The proof was in the pudding (can, actually)
The trial court scheduled another pretrial hearing in Wells’s case for November 30, 2021, at 8:30 a.m. Before leaving his home on the morning of that hearing, Blakeslee deposited his feces into an empty Pringles can. He then drove approximately 20 minutes from his home in Coal Ridge to Cambridge with the open can of feces. Between 8:10 and 8:15 a.m., Blakeslee turned his vehicle down an alley where the Haven of Hope parking lot is located, approximately two-tenths of a mile from the Guernsey County Common Pleas courthouse. A sign on the building at the entrance to the alley indicated “Haven of Hope Administrative Offices” above a bold arrow pointing down the alley. Surveillance video shows that Blakeslee slowed his vehicle as he initially passed Haven of Hope’s parking lot. He continued driving further down the alley, passing several other parking lots, before turning around. He slowed again as he passed Haven of Hope’s parking lot a second time, threw the Pringles can containing his feces into the lot, and then drove to the courthouse for the 8:30 a.m. pretrial hearing in Wells’s case.
Carpenter Wilkinson saw Blakeslee throw the can out his vehicle toward the Haven of Hope parking lot. After Blakeslee drove away, Carpenter Wilkson approached the item and discovered that it was a Pringles can containing what appeared to be human feces. She then left for the courthouse to attend Wells’s pretrial hearing. Upon arriving at the courthouse, she noticed that Blakeslee was also present for the hearing.
Later that day, after discussing the matter with a prosecutor assigned to the Wells case, Carpenter Wilkinson filed a report with the Cambridge Police Department. Thereafter, Blakeslee was charged with and pleaded guilty to minor misdemeanor charges of disorderly conduct and littering. He ultimately paid $248 in fines and court costs for those offenses.
A means of expression
During his disciplinary hearing, Blakeslee testified that he had engaged in similar misconduct on at least ten other occasions that year and that he randomly chose the locations where he deposited the Pringles cans containing his feces. He also specifically denied having any knowledge that the parking lot in question belonged to Haven of Hope when he threw the can from his vehicle on November 30, 2021.

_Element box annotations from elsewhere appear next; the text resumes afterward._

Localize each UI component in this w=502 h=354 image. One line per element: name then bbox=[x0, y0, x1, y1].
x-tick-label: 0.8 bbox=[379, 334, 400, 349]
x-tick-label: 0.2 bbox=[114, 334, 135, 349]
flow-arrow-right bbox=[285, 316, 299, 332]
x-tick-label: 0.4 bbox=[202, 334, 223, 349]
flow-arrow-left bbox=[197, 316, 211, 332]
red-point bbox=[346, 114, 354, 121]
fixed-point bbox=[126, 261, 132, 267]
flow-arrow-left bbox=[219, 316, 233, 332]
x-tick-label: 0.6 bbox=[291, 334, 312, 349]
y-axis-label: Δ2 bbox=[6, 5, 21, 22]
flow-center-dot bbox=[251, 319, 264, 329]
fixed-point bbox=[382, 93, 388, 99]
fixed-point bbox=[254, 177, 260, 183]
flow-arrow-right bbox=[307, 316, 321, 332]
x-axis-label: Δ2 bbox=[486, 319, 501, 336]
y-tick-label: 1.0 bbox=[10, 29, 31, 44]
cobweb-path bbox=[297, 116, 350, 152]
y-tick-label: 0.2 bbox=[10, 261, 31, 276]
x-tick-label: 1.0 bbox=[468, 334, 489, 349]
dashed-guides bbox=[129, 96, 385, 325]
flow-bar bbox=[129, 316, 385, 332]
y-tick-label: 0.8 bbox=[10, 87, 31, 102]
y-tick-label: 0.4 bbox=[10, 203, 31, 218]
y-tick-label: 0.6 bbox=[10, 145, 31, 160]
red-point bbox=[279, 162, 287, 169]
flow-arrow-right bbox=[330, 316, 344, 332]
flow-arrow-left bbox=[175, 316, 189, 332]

We acknowledge that Blakeslee does not appear to have harbored any animosity toward Carpenter Wilkinson, her colleagues, or their work as victim’s advocates. Nor did he intend to intimidate them. While the record demonstrates that Blakeslee regrets his misconduct, it also shows that he lacks sufficient insight into the origin of and motivation for his inappropriate behavior to effectuate positive change. We therefore reject the board’s assessment that there is no factual basis for concluding that the public needs to be protected from additional violations, and we conclude that the appropriate sanction for Blakeslee’s misconduct is a one-year suspension with six months stayed on the condition that he engage in no further misconduct.
A dissent would make the suspension longer but fully stayed
DEWINE, J., concurs in judgment only. FISCHER, J., concurs in part and dissents in part and would impose a two year suspension, all stayed, and two years of probation.